El doctor Hugo Luján, investigador del CONICET.

Una plataforma, creada en la Argentina, permitiría convertir cualquier antígeno en una vacuna de ingesta oral –a través de pastillas- que podría reemplazar a las inyecciones tradicionales y significaría el fin de la pesadilla. 

Hugo Luján, doctor en Ciencias Químicas y director del Centro de Investigación y Desarrollo en Inmunología y Enfermedades Infecciosas (CIDIE) de Córdoba, fue quien diseñó esta alternativa.

Hasta hoy, la única vacuna oral que existe en el mercado es la Sabín, que se desarrolló en los años 60 y se aplica contra la Poliomelitis en niños de 6 meses a 5 años de edad. La plataforma desarrollada por Luján, difundida recientemente a través de la publicación de un paper en la revista Nature Communications, podría utilizarse en la generación de vacunas orales que combatan cualquier agente infeccioso, incluso contra células tumorales.

En contraposición a las vacunas inyectables, la principal desventaja de las vacunas orales es que se degradan fácilmente en el intestino a través de la digestión.

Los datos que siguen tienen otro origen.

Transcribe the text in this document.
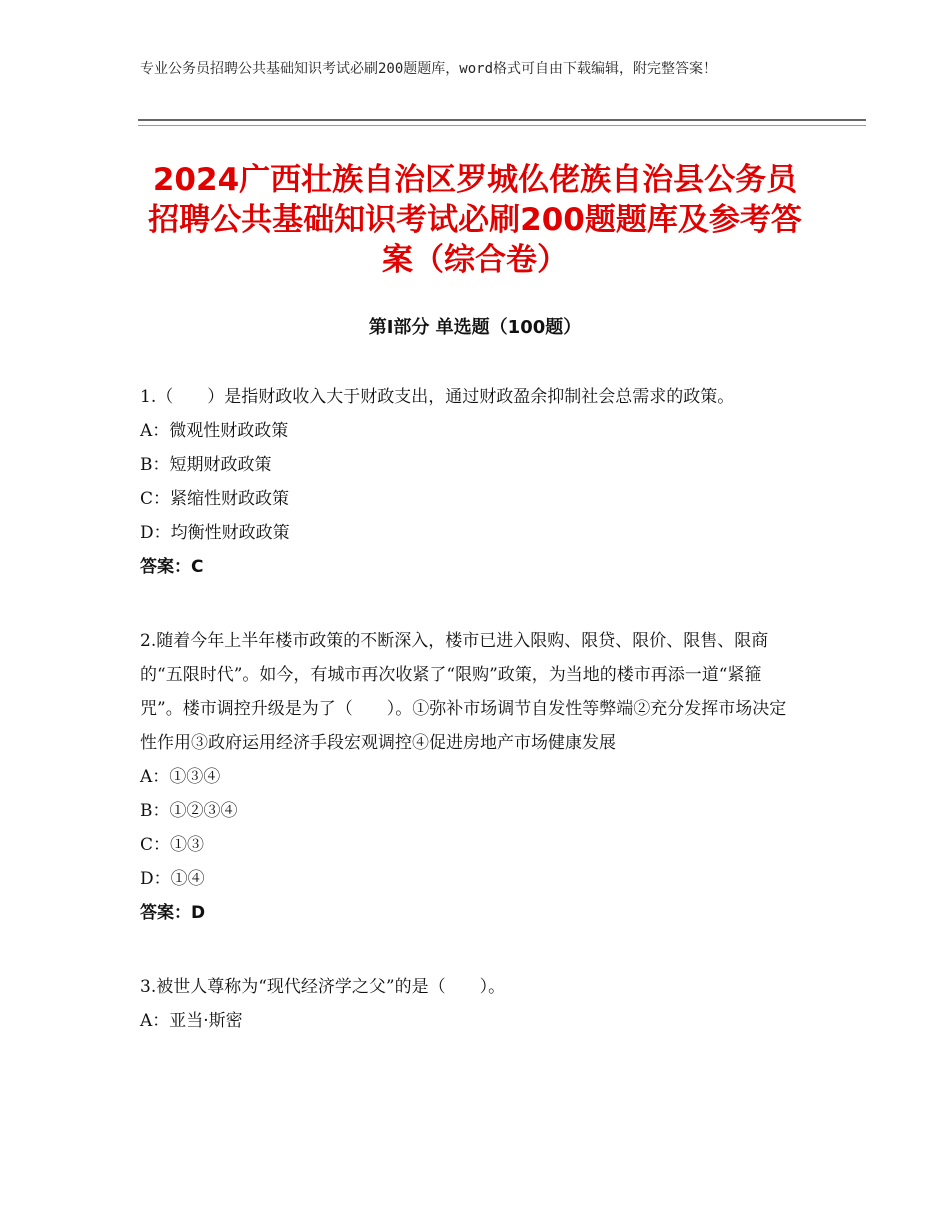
专业公务员招聘公共基础知识考试必刷200题题库，word格式可自由下载编辑，附完整答案！
2024广西壮族自治区罗城仫佬族自治县公务员招聘公共基础知识考试必刷200题题库及参考答案（综合卷）
第Ⅰ部分 单选题（100题）

1.（　　）是指财政收入大于财政支出，通过财政盈余抑制社会总需求的政策。

A：微观性财政政策

B：短期财政政策

C：紧缩性财政政策

D：均衡性财政政策

答案：C

2.随着今年上半年楼市政策的不断深入，楼市已进入限购、限贷、限价、限售、限商的“五限时代”。如今，有城市再次收紧了“限购”政策，为当地的楼市再添一道“紧箍咒”。楼市调控升级是为了（　　）。①弥补市场调节自发性等弊端②充分发挥市场决定性作用③政府运用经济手段宏观调控④促进房地产市场健康发展

A：①③④

B：①②③④

C：①③

D：①④

答案：D

3.被世人尊称为“现代经济学之父”的是（　　）。

A：亚当·斯密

Sin embargo, Luján y su equipo fueron pioneros en generar, en 2008, una vacuna oral contra la Giardiasis, una enfermedad diarreica que afecta sobre todo a los países subdesarrollados, ocasionada por un parásito microscópico unicelular que vive en el intestino delgado de las personas y se transmite por las heces de una persona o animal infectado.

Para Luján, “las posibilidades que se abren con esta plataforma son inmensas y podemos generar importantes recursos para el país”. Y concluye: “Nunca imaginamos que íbamos a encontrarle utilidad a estas proteínas más allá de la vacuna contra Giardia. La ciencia es así: uno no puede predecir en qué va a terminar. El próximo paso será que se hagan ensayos clínicos en seres humanos”.